Chatterton sprinted into the open. A barrage of gunfire rang from the hillside far left. Bullets sprayed dirt around Chatterton, but he kept running. Halfway to his man, he could see Lacko lying in the grass. He ran faster. The ground in front of him staccatoed with gunfire. Behind him, he could hear his platoon returning fire so thick that the sky itself began to explode. Chatterton expected to be killed, he kept waiting to fall, but a blur of a feeling kept him from turning back, and that feeling was that he did not want to go through life knowing that he had given up. A second later he slid into the grass next to Lacko.

“I was laying there and the numbness and shock were setting in,” Lacko recalls today. “And I see this new guy, here comes this new guy, and he’s coming with everything he’s got. I didn’t know him at all, didn’t even know his name. But he put himself right in the line of fire. The guy was risking his life.”

Chatterton took cover in the grass beside Lacko. Bullets tore up the ground around them. Chatterton reached into his supply bag for scissors, slit Lacko’s pants top to bottom, and looked for arterial damage. There was none. Lacko could be moved immediately. Now Chatterton had to get him back to the protection of the dirt wall, a distance of fifty yards that seemed to stretch across all Vietnam.

Chatterton considered throwing Lacko over his shoulders, but the wounded soldier outweighed him by fifty pounds. Chatterton sat on the ground behind Lacko and took his arms. More shots hit the dirt where they lay. Chatterton began pushing his legs backward in order to drag Lacko backward a body length at a time, all the while waiting for a bullet to strike him. Two minutes later they were halfway to the dirt wall; by now the platoon had pinpointed the source of the enemy fire and was beating back the attack on Chatterton and Lacko. Soon the men were ten feet from the wall, then five feet, then behind it. Soldiers rushed to them. Moments later, two American Cobra attack helicopters swooped in and unleashed hellfire on the enemy hillside. A Huey medevac chopper followed the Cobras in and airlifted Lacko, now in shock, to the hospital.

As the Huey disappeared, Chatterton collapsed to the ground. He was dehydrated and exhausted. He scarcely knew where he was. But he could see that something had changed in the men. They spoke to him. They rubbed his shoulders. They smiled at him. They called him “Doc.”

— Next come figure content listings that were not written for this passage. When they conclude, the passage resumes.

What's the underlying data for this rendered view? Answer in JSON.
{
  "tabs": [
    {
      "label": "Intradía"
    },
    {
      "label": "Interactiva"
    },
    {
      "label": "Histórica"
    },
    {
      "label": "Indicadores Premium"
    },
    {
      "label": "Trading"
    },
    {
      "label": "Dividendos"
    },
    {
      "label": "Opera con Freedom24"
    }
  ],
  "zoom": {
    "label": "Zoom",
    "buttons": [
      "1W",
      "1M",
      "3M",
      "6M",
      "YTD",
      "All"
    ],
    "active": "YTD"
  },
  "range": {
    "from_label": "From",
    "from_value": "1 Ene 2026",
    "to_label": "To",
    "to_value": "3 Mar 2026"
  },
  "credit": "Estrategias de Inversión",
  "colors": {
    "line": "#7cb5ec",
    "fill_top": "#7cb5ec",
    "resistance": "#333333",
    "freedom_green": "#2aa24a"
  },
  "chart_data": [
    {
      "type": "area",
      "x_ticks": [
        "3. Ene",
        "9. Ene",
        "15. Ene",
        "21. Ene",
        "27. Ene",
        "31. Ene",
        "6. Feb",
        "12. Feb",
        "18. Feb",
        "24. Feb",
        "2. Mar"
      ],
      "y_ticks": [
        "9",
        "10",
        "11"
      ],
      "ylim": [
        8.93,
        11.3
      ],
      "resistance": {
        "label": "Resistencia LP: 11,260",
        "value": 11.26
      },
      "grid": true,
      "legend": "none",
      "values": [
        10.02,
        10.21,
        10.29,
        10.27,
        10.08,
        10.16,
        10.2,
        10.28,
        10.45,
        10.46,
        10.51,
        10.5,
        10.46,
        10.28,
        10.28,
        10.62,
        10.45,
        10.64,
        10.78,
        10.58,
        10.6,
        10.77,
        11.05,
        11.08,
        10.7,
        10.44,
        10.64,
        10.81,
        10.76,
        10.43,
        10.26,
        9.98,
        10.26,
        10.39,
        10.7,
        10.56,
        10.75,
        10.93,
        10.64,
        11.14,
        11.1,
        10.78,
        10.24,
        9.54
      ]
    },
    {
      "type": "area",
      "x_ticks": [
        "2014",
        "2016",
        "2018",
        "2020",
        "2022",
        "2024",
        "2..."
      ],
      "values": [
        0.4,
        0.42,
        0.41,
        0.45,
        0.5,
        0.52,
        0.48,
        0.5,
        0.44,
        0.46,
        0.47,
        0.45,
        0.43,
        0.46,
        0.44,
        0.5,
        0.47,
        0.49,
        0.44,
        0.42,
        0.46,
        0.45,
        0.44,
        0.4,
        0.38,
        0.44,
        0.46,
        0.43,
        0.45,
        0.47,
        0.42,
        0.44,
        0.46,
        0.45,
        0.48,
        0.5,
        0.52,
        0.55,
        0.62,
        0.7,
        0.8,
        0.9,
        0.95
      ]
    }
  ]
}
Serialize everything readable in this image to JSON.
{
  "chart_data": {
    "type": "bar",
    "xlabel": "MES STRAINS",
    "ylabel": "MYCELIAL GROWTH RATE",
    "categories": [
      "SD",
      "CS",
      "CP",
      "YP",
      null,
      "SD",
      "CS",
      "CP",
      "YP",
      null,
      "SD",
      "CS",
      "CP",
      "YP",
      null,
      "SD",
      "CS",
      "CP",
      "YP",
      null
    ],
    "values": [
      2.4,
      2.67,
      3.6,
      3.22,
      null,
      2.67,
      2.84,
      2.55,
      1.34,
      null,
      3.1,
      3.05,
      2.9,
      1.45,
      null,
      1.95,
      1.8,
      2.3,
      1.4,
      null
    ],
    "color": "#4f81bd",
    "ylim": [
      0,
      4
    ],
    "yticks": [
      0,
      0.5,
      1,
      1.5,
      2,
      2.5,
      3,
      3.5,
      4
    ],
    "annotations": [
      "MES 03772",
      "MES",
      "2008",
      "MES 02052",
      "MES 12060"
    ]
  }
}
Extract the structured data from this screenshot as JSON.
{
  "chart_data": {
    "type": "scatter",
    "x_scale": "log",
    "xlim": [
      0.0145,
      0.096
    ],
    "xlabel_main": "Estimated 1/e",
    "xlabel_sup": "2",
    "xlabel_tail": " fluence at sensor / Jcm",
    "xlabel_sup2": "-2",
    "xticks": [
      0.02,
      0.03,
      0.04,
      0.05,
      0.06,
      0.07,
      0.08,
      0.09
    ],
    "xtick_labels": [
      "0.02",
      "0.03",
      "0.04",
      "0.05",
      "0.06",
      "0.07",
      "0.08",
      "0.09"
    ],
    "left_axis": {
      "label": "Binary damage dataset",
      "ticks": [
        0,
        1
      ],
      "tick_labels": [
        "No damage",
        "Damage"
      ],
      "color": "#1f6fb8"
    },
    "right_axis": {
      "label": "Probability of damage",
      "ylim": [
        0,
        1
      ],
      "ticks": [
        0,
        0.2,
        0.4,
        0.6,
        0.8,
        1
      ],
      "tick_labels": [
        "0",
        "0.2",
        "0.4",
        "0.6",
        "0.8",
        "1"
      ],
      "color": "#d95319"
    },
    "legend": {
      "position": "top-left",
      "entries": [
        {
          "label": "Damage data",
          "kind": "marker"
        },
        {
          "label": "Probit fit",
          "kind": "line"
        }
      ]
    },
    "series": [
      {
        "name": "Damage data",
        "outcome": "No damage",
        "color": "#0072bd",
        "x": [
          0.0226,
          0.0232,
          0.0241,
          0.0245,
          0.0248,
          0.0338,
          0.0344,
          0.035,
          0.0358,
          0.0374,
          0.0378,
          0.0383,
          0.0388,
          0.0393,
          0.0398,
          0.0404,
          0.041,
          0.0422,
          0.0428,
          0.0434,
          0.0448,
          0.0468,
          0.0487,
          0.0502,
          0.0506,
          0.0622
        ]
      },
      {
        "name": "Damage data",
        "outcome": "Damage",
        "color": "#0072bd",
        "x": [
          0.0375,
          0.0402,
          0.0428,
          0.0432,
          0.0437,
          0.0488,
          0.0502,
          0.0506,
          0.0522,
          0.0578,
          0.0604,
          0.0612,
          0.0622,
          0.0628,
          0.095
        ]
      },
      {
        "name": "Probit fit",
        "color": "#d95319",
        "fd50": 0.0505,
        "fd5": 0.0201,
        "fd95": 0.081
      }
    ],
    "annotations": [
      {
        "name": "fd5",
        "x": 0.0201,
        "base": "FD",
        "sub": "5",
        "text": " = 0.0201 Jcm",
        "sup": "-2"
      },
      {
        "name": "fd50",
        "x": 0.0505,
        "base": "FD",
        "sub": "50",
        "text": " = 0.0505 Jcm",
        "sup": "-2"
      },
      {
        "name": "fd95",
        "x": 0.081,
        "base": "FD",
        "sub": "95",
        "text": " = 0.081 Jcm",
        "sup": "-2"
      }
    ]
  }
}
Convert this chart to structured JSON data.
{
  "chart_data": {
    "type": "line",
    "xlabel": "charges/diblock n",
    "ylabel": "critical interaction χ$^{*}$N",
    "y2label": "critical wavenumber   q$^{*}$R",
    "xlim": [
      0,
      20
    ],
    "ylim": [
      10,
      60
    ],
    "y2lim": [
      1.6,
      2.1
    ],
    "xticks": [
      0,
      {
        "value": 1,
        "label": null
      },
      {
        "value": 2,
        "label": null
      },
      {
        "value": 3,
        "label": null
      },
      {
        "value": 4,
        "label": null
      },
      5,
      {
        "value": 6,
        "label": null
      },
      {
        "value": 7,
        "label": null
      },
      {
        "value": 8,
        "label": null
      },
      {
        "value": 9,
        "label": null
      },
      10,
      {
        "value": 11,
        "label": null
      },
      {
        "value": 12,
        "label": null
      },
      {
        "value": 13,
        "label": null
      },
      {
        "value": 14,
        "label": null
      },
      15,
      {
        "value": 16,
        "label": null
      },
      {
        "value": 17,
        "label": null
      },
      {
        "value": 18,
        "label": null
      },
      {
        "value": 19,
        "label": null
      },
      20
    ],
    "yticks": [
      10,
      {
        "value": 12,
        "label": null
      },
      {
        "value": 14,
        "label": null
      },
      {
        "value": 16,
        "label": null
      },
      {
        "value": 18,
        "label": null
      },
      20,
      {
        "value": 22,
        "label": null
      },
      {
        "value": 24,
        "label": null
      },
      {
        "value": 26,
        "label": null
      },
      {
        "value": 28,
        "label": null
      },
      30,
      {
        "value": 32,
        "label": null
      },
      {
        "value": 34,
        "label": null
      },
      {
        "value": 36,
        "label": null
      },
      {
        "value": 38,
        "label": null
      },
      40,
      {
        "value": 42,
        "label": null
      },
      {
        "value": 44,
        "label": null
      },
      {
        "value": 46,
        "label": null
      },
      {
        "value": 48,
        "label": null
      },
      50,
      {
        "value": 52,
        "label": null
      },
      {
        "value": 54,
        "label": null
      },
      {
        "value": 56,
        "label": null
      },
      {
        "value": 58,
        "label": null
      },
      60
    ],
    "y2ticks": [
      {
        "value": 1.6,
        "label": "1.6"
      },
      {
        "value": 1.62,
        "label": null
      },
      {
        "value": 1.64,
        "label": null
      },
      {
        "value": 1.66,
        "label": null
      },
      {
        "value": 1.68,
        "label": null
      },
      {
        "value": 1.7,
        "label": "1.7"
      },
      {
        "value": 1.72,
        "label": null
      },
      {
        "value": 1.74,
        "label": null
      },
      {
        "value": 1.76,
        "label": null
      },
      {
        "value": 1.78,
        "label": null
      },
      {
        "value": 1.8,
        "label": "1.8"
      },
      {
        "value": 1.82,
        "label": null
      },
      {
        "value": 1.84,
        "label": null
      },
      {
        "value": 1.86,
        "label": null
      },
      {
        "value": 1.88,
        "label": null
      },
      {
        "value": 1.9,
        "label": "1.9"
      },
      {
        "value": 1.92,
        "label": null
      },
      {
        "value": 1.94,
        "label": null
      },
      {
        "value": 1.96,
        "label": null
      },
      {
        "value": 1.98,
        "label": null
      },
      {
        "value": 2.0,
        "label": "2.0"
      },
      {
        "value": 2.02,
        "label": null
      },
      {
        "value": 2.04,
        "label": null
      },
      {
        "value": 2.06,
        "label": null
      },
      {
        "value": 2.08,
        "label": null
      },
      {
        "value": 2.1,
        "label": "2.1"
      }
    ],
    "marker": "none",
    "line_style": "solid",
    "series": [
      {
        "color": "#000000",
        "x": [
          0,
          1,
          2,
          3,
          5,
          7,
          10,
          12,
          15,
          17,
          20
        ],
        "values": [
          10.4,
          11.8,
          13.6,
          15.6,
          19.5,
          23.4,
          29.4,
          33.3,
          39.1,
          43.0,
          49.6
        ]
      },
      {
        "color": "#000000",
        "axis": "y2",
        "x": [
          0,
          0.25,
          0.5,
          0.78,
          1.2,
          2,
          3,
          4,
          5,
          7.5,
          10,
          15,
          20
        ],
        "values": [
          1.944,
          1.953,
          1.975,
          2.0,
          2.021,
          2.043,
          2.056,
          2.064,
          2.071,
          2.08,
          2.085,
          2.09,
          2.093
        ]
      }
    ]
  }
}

As the platoon moved through the jungle, some of the soldiers might have wondered about the shelf life of Chatterton’s courage. American medics in Vietnam walked in uniquely dangerous boots when they accompanied a squad on combat patrol. Because their job was to aid wounded soldiers, medics often found themselves running directly to where the action was hottest—around land mines, in the line of sniper fire, and over booby traps. But the medic faced an even more insidious risk: the enemy often wanted him dead more than anyone. Killing a squad’s medic meant that the soldiers would be on their own when wounded, a devastating blow to a squad’s morale.

In the days following Lacko’s shooting, Chatterton volunteered for every patrol available to the platoon. The men chuckled and clapped him on the back and explained that a medic who walked every patrol would be pulling an impossible and deadly load. Something was rumbling inside Chatterton. He had been excellent on his first patrol, and the feeling of success was overwhelming to him. He could not imagine turning away from the first thing in his life at which he had been special, the thing at which he might be great.